It was sunny enough to take photos!
Neil and I were in Brooklyn Industries awhile ago and I saw a flannel shirtwaist dress. I think I had already tried on a dress in the store that day where the armscyes were way too low, so I didn’t bother trying the flannel number on, but I knew I wanted one. I had the perfect pattern after all. (In other news, Neil has repeatedly said I am the worst person to go shopping with and what is an armscye anyway?)
So I know that I said I was sick of McCall’s 6696, but that was back in the summer. Literally years ago. Who can remember weather that warm? Not I. I found this fab flannel at Chic Fabrics for $4 a yard. The colour combo might be a bit loud for some, but it’s just so perfect to me. I love yellow but yellow doesn’t love my skin tone, so having the pink and navy to mix it up let’s me have my cake and eat it too. The buttons are from Pacific Trimmings, aka My Button Central, they’re super simple purple shank buttons that likely cost about 50c each.
McCall’s 6696 has a 3/4 sleeve option, but I find sleeves that length a bit meaningless, so I lengthened the sleeves, using the sleeves from Vogue 8772 as a guide. I used the cuffs from that pattern too, but I subbed out the continuous lap for the tower placket from Colette’s Negroni. Erica from The Handmade Wardrobe did something similar and mentioned the length of the placket, so I lopped an inch off mine to make sure it didn’t run all the way up my arm or anything. I also took 15cm/6″ from the length of the dress. I like longer summer dresses, but I find that they look very dowdy with tights. If I’m covering my legs, I can definitely afford to go up!
I am in love with the length of this dress. I did try the dress on during construction to gauge where I wanted the hem to sit, so I had an idea it was coming, but I was still pretty excited when I put the finished dress on to see where it ended up. The fabric also makes me very happy, it’s so cozy and bright.
Plaids. They should match, right? So I worked diligently to make sure the plaids match where they should, which is mainly on the side seams from the bust down down and across the front. I’m quite happy with how that turned out, it was painstaking work that might not be 100% perfect, but it was worth it. Sewing wisdom says don’t match plaids if you don’t have to, so I cut the outer yoke, cuffs, tower placket, waistband button placket and collar stand on the bias. This fabric then proceeded to stretch like it was going out of fashion. I did what I could to ease the fabric in where required, but there are still tiny ripples everywhere, especially across the inside of the collar stand and the back of the waistband. The interfaced pieces didn’t suffer this fate, so next time I work with bias pieces that require structure, I’m going to interface them, even if their companion piece is already interfaced (like with the collar stand). I was tempted to rip out and reverse the waistband, so that the interfaced side faced outwards, but I knew that that would just put more strain on the un-interfaced piece, so I’ve left it.

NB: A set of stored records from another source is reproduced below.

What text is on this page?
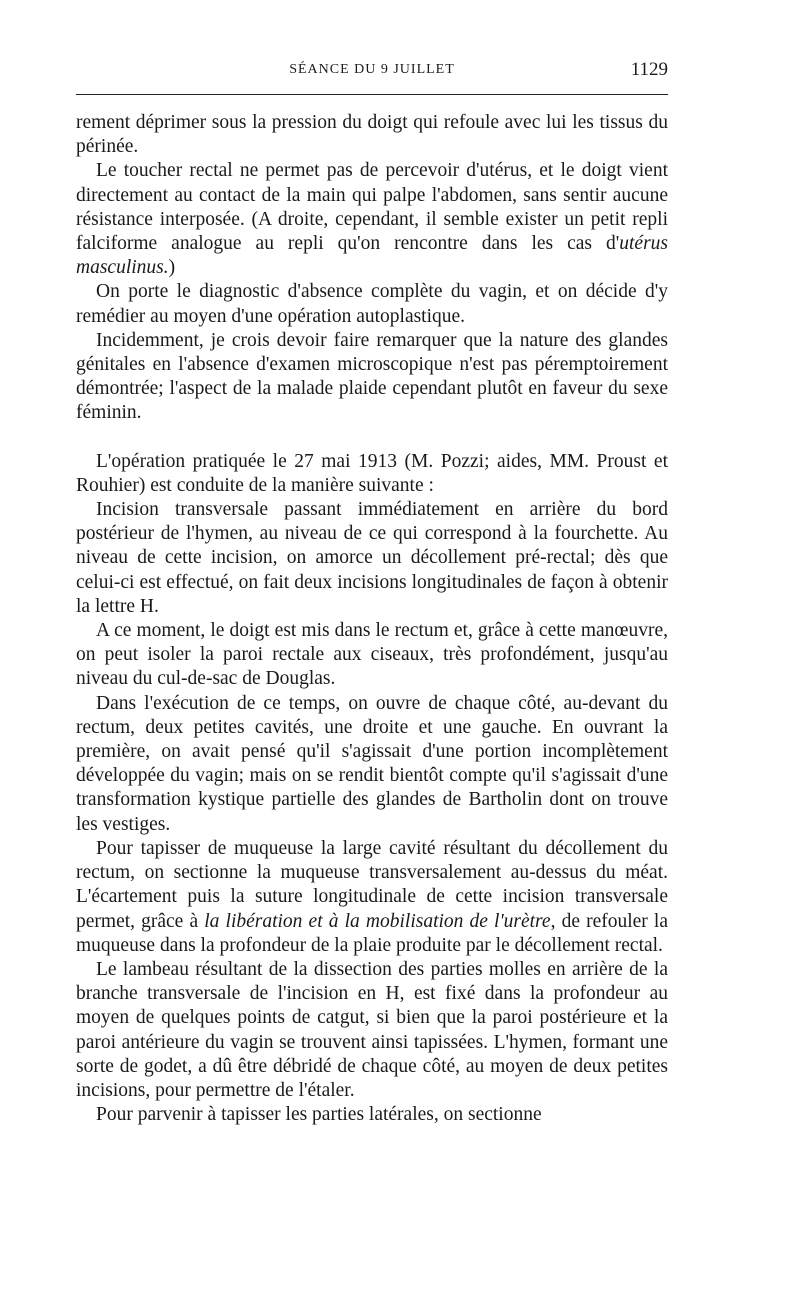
SÉANCE DU 9 JUILLET	1129

rement déprimer sous la pression du doigt qui refoule avec lui les tissus du périnée.

Le toucher rectal ne permet pas de percevoir d'utérus, et le doigt vient directement au contact de la main qui palpe l'abdomen, sans sentir aucune résistance interposée. (A droite, cependant, il semble exister un petit repli falciforme analogue au repli qu'on rencontre dans les cas d'utérus masculinus.)

On porte le diagnostic d'absence complète du vagin, et on décide d'y remédier au moyen d'une opération autoplastique.

Incidemment, je crois devoir faire remarquer que la nature des glandes génitales en l'absence d'examen microscopique n'est pas péremptoirement démontrée; l'aspect de la malade plaide cependant plutôt en faveur du sexe féminin.

L'opération pratiquée le 27 mai 1913 (M. Pozzi; aides, MM. Proust et Rouhier) est conduite de la manière suivante :

Incision transversale passant immédiatement en arrière du bord postérieur de l'hymen, au niveau de ce qui correspond à la fourchette. Au niveau de cette incision, on amorce un décollement pré-rectal; dès que celui-ci est effectué, on fait deux incisions longitudinales de façon à obtenir la lettre H.

A ce moment, le doigt est mis dans le rectum et, grâce à cette manœuvre, on peut isoler la paroi rectale aux ciseaux, très profondément, jusqu'au niveau du cul-de-sac de Douglas.

Dans l'exécution de ce temps, on ouvre de chaque côté, au-devant du rectum, deux petites cavités, une droite et une gauche. En ouvrant la première, on avait pensé qu'il s'agissait d'une portion incomplètement développée du vagin; mais on se rendit bientôt compte qu'il s'agissait d'une transformation kystique partielle des glandes de Bartholin dont on trouve les vestiges.

Pour tapisser de muqueuse la large cavité résultant du décollement du rectum, on sectionne la muqueuse transversalement au-dessus du méat. L'écartement puis la suture longitudinale de cette incision transversale permet, grâce à la libération et à la mobilisation de l'urètre, de refouler la muqueuse dans la profondeur de la plaie produite par le décollement rectal.

Le lambeau résultant de la dissection des parties molles en arrière de la branche transversale de l'incision en H, est fixé dans la profondeur au moyen de quelques points de catgut, si bien que la paroi postérieure et la paroi antérieure du vagin se trouvent ainsi tapissées. L'hymen, formant une sorte de godet, a dû être débridé de chaque côté, au moyen de deux petites incisions, pour permettre de l'étaler.

Pour parvenir à tapisser les parties latérales, on sectionne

My tower placket hack was also a good one in theory, but by the time you had the placket, you’ve added just over 2cm/almost an inch to the width of the sleeve, way too much to ease into a cuff. I put the excess into the pleat, which is now so large it borders on ridiculous. I’m surprised this Threads article doesn’t cover what to, but next time, I intended to reduce the width of the sleeve.
The first thing I need to remember is that one doesn’t just “whip” this dress up. From cutting to sewing on the final buttons, this is two or three days work for me. I’m sure if I didn’t have chores to do I could do it faster, but there’s never any point rushing. Making Neil all those Negroni’s has helped — I remembered to interface the tower placket, plus my application is getting neater. I do still struggle with topstitching however, and it looks quite clunky around the collar. I feel like my buttonholes look haphazard too, but I know the contrast is making them stand out a little more.
I feel like the bodice is a little long on this dress as well, however I do feel like that could be blamed on how the fabric behaved during construction!
So I actually made this dress months ago — it’s since been laundered almost once a week! This means that despite any perceived imperfections, it really did work for me. The buttons have started to chip which is disappointing, I mean, I could replace individual buttons, but I think I am after a longer-term solution. But all those other imperfections didn’t stop me from wearing it, and I even got a few questions about where I got the dress from in public, which was lovely for the ego, I’ll tell you.